In meno di una settimana, l’operazione “Rising Lion” di Israele ha profondamente alterato gli equilibri politici del Medio Oriente, destabilizzando sempre più l’Iran, che potrebbe sperimentare un cambio di regime a breve.
Nei primi giorni, Israele ha rallentato il programma nucleare di Teheran, distruggendo siti militari strategici, assumendo il controllo di gran parte dello spazio aereo iraniano ed eliminando numerosi alti funzionari del governo e delle forze armate. L’operazione ha colpito il programma nucleare iraniano, puntando al complesso di Natanz, fulcro dell’arricchimento dell’uranio in Iran. Gli attacchi israeliani hanno distrutto l’impianto sopraelevato di Natanz e le centrali elettriche che lo alimentano, compromettendo anche la ricerca su centrifughe avanzate.

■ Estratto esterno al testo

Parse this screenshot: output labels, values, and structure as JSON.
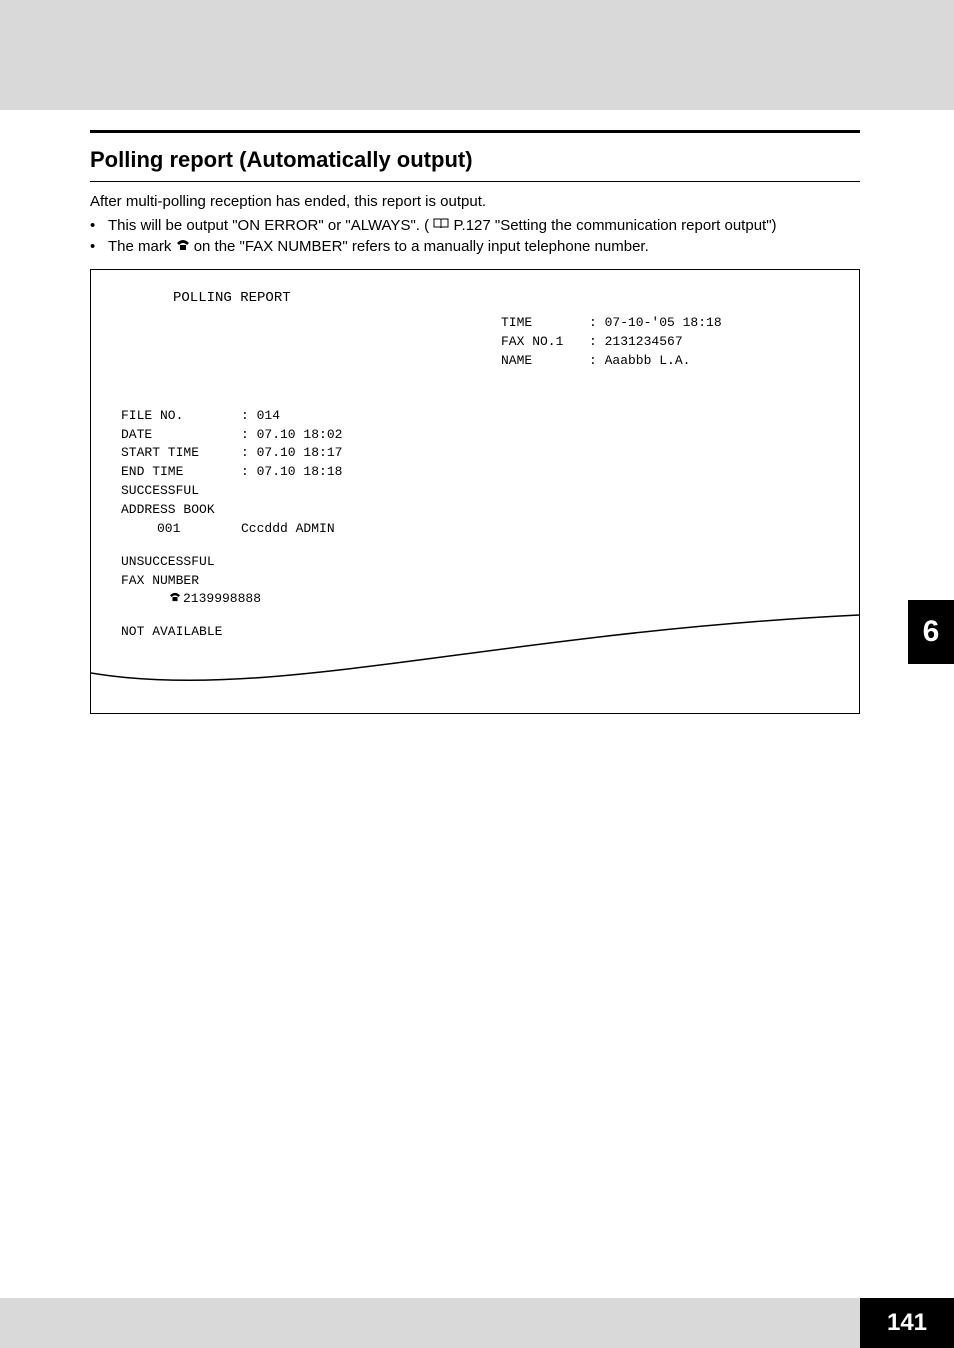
{
  "section": {
    "title": "Polling report (Automatically output)",
    "intro": "After multi-polling reception has ended, this report is output.",
    "bullet1_pre": "This will be output \"ON ERROR\" or \"ALWAYS\". (",
    "bullet1_ref": " P.127 \"Setting the communication report output\")",
    "bullet2_pre": "The mark ",
    "bullet2_post": " on the \"FAX NUMBER\" refers to a manually input telephone number."
  },
  "report": {
    "title": "POLLING REPORT",
    "time_label": "TIME",
    "time_value": ": 07-10-'05 18:18",
    "faxno_label": "FAX NO.1",
    "faxno_value": ": 2131234567",
    "name_label": "NAME",
    "name_value": ": Aaabbb L.A.",
    "file_no_label": "FILE NO.",
    "file_no_value": ": 014",
    "date_label": "DATE",
    "date_value": ": 07.10 18:02",
    "start_label": "START TIME",
    "start_value": ": 07.10 18:17",
    "end_label": "END TIME",
    "end_value": ": 07.10 18:18",
    "successful_label": "SUCCESSFUL",
    "address_book_label": "ADDRESS BOOK",
    "addr_id": "001",
    "addr_name": "Cccddd ADMIN",
    "unsuccessful_label": "UNSUCCESSFUL",
    "fax_number_label": "FAX NUMBER",
    "fax_number_value": "2139998888",
    "not_available_label": "NOT AVAILABLE"
  },
  "tab": {
    "chapter": "6"
  },
  "footer": {
    "page": "141"
  }
}
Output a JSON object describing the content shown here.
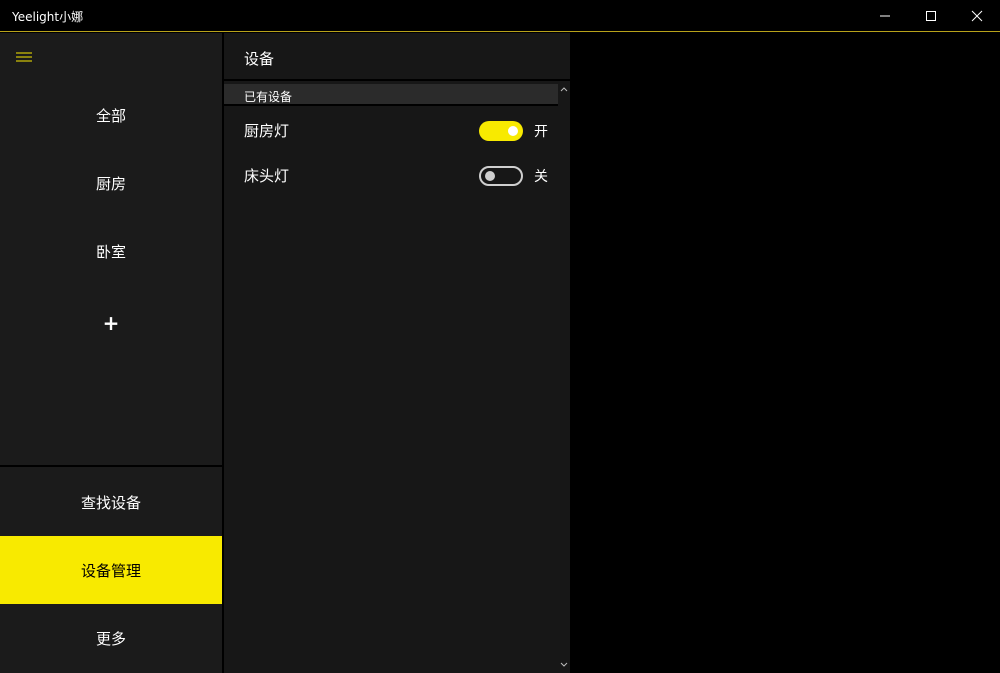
{
  "window": {
    "title": "Yeelight小娜",
    "accent_color": "#f8ea00",
    "controls": [
      "minimize",
      "maximize",
      "close"
    ]
  },
  "sidebar": {
    "menu_icon": "hamburger-icon",
    "groups": [
      {
        "label": "全部"
      },
      {
        "label": "厨房"
      },
      {
        "label": "卧室"
      },
      {
        "label": "+"
      }
    ],
    "nav": [
      {
        "label": "查找设备",
        "active": false
      },
      {
        "label": "设备管理",
        "active": true
      },
      {
        "label": "更多",
        "active": false
      }
    ]
  },
  "panel": {
    "title": "设备",
    "section": "已有设备",
    "devices": [
      {
        "name": "厨房灯",
        "on": true,
        "state_label": "开"
      },
      {
        "name": "床头灯",
        "on": false,
        "state_label": "关"
      }
    ]
  }
}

Insomma, Israele si è portata molto avanti con attacchi aerei mirati a destabilizzare programma missilistico iraniano, distruggendo decine di strutture sotterranee e oltre 100 lanciamissili terra-terra. Ma le strutture sotterranee più importanti, protette da cemento armato, potrebbero essere ancora operative, lasciando dubbi sull’efficacia complessiva dell’operazione.
Per quanto riguarda invece la flotta aerea, quella iraniana non è sicuramente tra le più moderne. Tra aerei di fabbricazione statunitense e sovietica risalenti alla Guerra Fredda, velivoli di origine cinese o di produzione locale basati su progetti obsoleti, non regge il confronto con l’arsenale israeliano che ha in dotazione una vasta gamma di caccia multiruolo, tra cui una variante di quinta generazione F-35 Lightning II americano.

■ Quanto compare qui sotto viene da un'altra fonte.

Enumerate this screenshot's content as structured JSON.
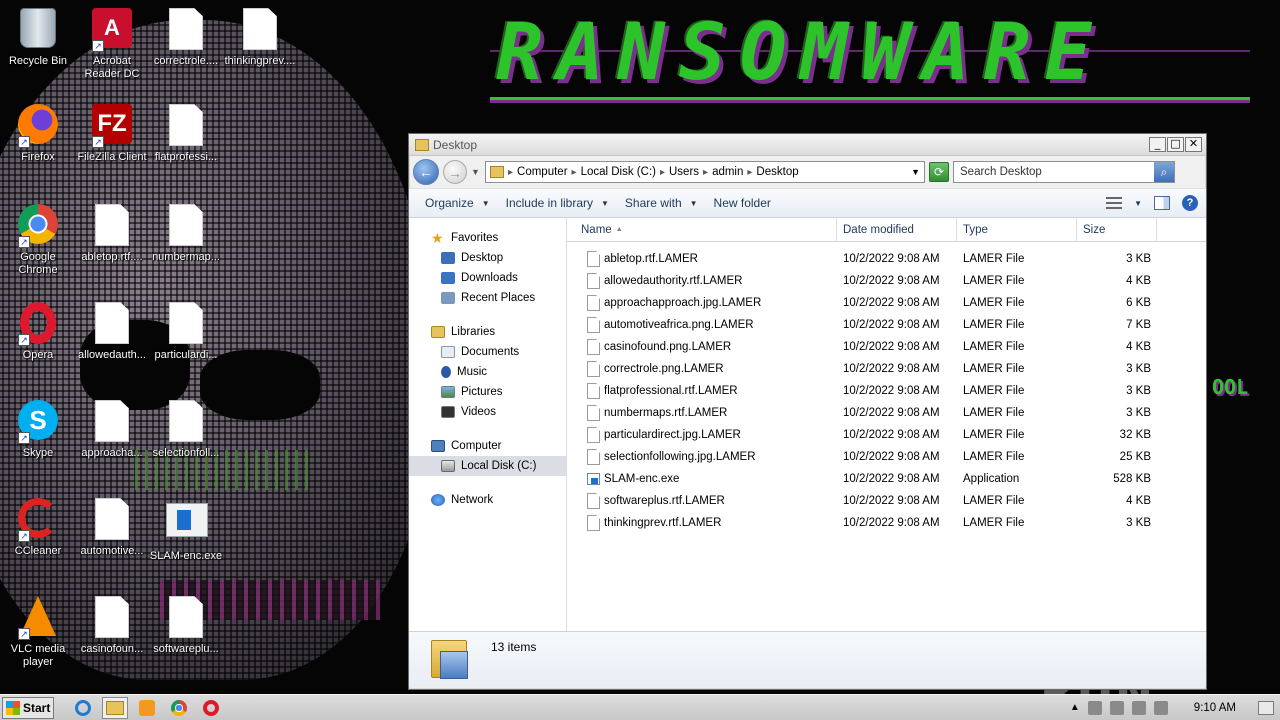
{
  "desktop": {
    "wallpaper_title": "RANSOMWARE",
    "wallpaper_side_text": "OOL",
    "icons": [
      {
        "label": "Recycle Bin"
      },
      {
        "label": "Acrobat Reader DC"
      },
      {
        "label": "correctrole...."
      },
      {
        "label": "thinkingprev...."
      },
      {
        "label": "Firefox"
      },
      {
        "label": "FileZilla Client"
      },
      {
        "label": "flatprofessi..."
      },
      {
        "label": "Google Chrome"
      },
      {
        "label": "abletop.rtf...."
      },
      {
        "label": "numbermap..."
      },
      {
        "label": "Opera"
      },
      {
        "label": "allowedauth..."
      },
      {
        "label": "particulardi..."
      },
      {
        "label": "Skype"
      },
      {
        "label": "approacha..."
      },
      {
        "label": "selectionfoll..."
      },
      {
        "label": "CCleaner"
      },
      {
        "label": "automotive..."
      },
      {
        "label": "SLAM-enc.exe"
      },
      {
        "label": "VLC media player"
      },
      {
        "label": "casinofoun..."
      },
      {
        "label": "softwareplu..."
      }
    ]
  },
  "window": {
    "title": "Desktop",
    "buttons": {
      "minimize": "_",
      "maximize": "□",
      "close": "✕"
    },
    "address": {
      "crumbs": [
        "Computer",
        "Local Disk (C:)",
        "Users",
        "admin",
        "Desktop"
      ]
    },
    "search_placeholder": "Search Desktop",
    "toolbar": {
      "organize": "Organize",
      "include_in_library": "Include in library",
      "share_with": "Share with",
      "new_folder": "New folder"
    },
    "nav": {
      "favorites": "Favorites",
      "favorites_items": [
        "Desktop",
        "Downloads",
        "Recent Places"
      ],
      "libraries": "Libraries",
      "libraries_items": [
        "Documents",
        "Music",
        "Pictures",
        "Videos"
      ],
      "computer": "Computer",
      "computer_items": [
        "Local Disk (C:)"
      ],
      "network": "Network"
    },
    "columns": {
      "name": "Name",
      "date": "Date modified",
      "type": "Type",
      "size": "Size"
    },
    "files": [
      {
        "name": "abletop.rtf.LAMER",
        "date": "10/2/2022 9:08 AM",
        "type": "LAMER File",
        "size": "3 KB"
      },
      {
        "name": "allowedauthority.rtf.LAMER",
        "date": "10/2/2022 9:08 AM",
        "type": "LAMER File",
        "size": "4 KB"
      },
      {
        "name": "approachapproach.jpg.LAMER",
        "date": "10/2/2022 9:08 AM",
        "type": "LAMER File",
        "size": "6 KB"
      },
      {
        "name": "automotiveafrica.png.LAMER",
        "date": "10/2/2022 9:08 AM",
        "type": "LAMER File",
        "size": "7 KB"
      },
      {
        "name": "casinofound.png.LAMER",
        "date": "10/2/2022 9:08 AM",
        "type": "LAMER File",
        "size": "4 KB"
      },
      {
        "name": "correctrole.png.LAMER",
        "date": "10/2/2022 9:08 AM",
        "type": "LAMER File",
        "size": "3 KB"
      },
      {
        "name": "flatprofessional.rtf.LAMER",
        "date": "10/2/2022 9:08 AM",
        "type": "LAMER File",
        "size": "3 KB"
      },
      {
        "name": "numbermaps.rtf.LAMER",
        "date": "10/2/2022 9:08 AM",
        "type": "LAMER File",
        "size": "3 KB"
      },
      {
        "name": "particulardirect.jpg.LAMER",
        "date": "10/2/2022 9:08 AM",
        "type": "LAMER File",
        "size": "32 KB"
      },
      {
        "name": "selectionfollowing.jpg.LAMER",
        "date": "10/2/2022 9:08 AM",
        "type": "LAMER File",
        "size": "25 KB"
      },
      {
        "name": "SLAM-enc.exe",
        "date": "10/2/2022 9:08 AM",
        "type": "Application",
        "size": "528 KB"
      },
      {
        "name": "softwareplus.rtf.LAMER",
        "date": "10/2/2022 9:08 AM",
        "type": "LAMER File",
        "size": "4 KB"
      },
      {
        "name": "thinkingprev.rtf.LAMER",
        "date": "10/2/2022 9:08 AM",
        "type": "LAMER File",
        "size": "3 KB"
      }
    ],
    "status": "13 items"
  },
  "watermark": "ANY RUN",
  "taskbar": {
    "start": "Start",
    "clock": "9:10 AM"
  }
}
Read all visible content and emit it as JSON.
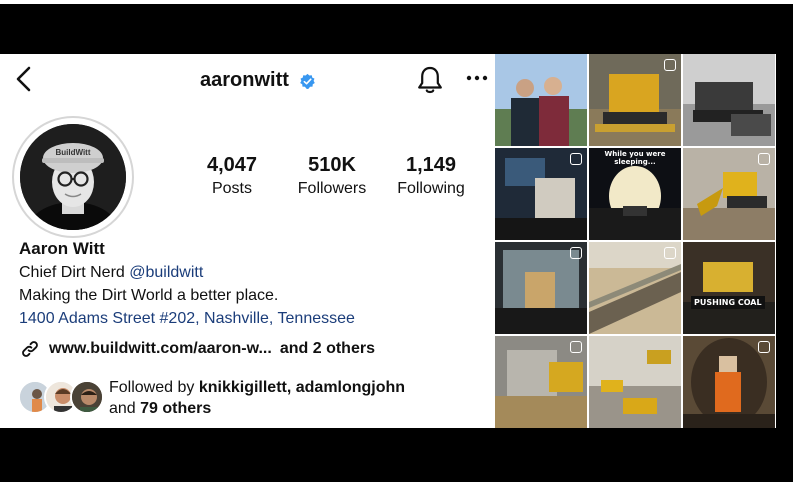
{
  "profile": {
    "username": "aaronwitt",
    "stats": {
      "posts_count": "4,047",
      "posts_label": "Posts",
      "followers_count": "510K",
      "followers_label": "Followers",
      "following_count": "1,149",
      "following_label": "Following"
    },
    "name": "Aaron Witt",
    "bio_prefix": "Chief Dirt Nerd ",
    "bio_handle": "@buildwitt",
    "bio_line2": "Making the Dirt World a better place.",
    "address": "1400 Adams Street #202, Nashville, Tennessee",
    "link_text": "www.buildwitt.com/aaron-w...",
    "link_others": "and 2 others",
    "followed_by_prefix": "Followed by ",
    "followed_by_names": "knikkigillett, adamlongjohn",
    "followed_by_and": "and ",
    "followed_by_others": "79 others",
    "avatar_hat_text": "BuildWitt"
  },
  "icons": {
    "back": "chevron-left-icon",
    "verified": "verified-badge-icon",
    "bell": "bell-icon",
    "more": "more-horizontal-icon",
    "link": "link-icon"
  },
  "colors": {
    "verified_blue": "#3897f0",
    "link_blue": "#1b3d7a"
  },
  "grid": {
    "captions": {
      "post_5": "While you were sleeping...",
      "post_9": "PUSHING COAL"
    }
  }
}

UCCISI I PRINCIPALI LEADER MILITARI IRANIANI
Un altro punto a favore per Israele nel conflitto è l’eliminazione di diversi alti ufficiali iraniani. Tra le vittime il generale iraniano Hossein Salami, il capo di stato maggiore delle forze armate iraniane Mohammad Hossein Bagheri e il generale Gholam Ali Rashid. L’eliminazione di così tanti leader militari (e certamente l’attacco statunitense a Fordow) potrebbe rappresentare uno degli esiti più significativi per Netanyahu, influenzando pesantemente la capacità dell’Iran di rialzarsi in piedi nell’immediato e destabilizzandolo profondamente. La perdita improvvisa di numerosi comandanti militari e il controllo dello spazio aereo da parte di Israele infatti rappresentano la sfida più grande per l’Iran dalla rivoluzione islamica del 1979.
Di conseguenza, le preoccupazioni su chi prenderà le “redini” del Paese iraniano aumentano. Il 16 giugno, Netanyahu aveva dichiarato che Israele era sulla «strada per la vittoria». La devastazione in Iran è tale che il primo ministro israeliano ha ipotizzato un possibile cambio di regime a Teheran. Netanyahu ha pubblicamente esortato il popolo iraniano a ribellarsi apertamente contro la Guida suprema e a rovesciare il governo attuale. A seguire il presidente Trump che ha adattato – in modo “provocatorio” – il suo celebre slogan “Make America Great Again” in “Make Iran Great Again”.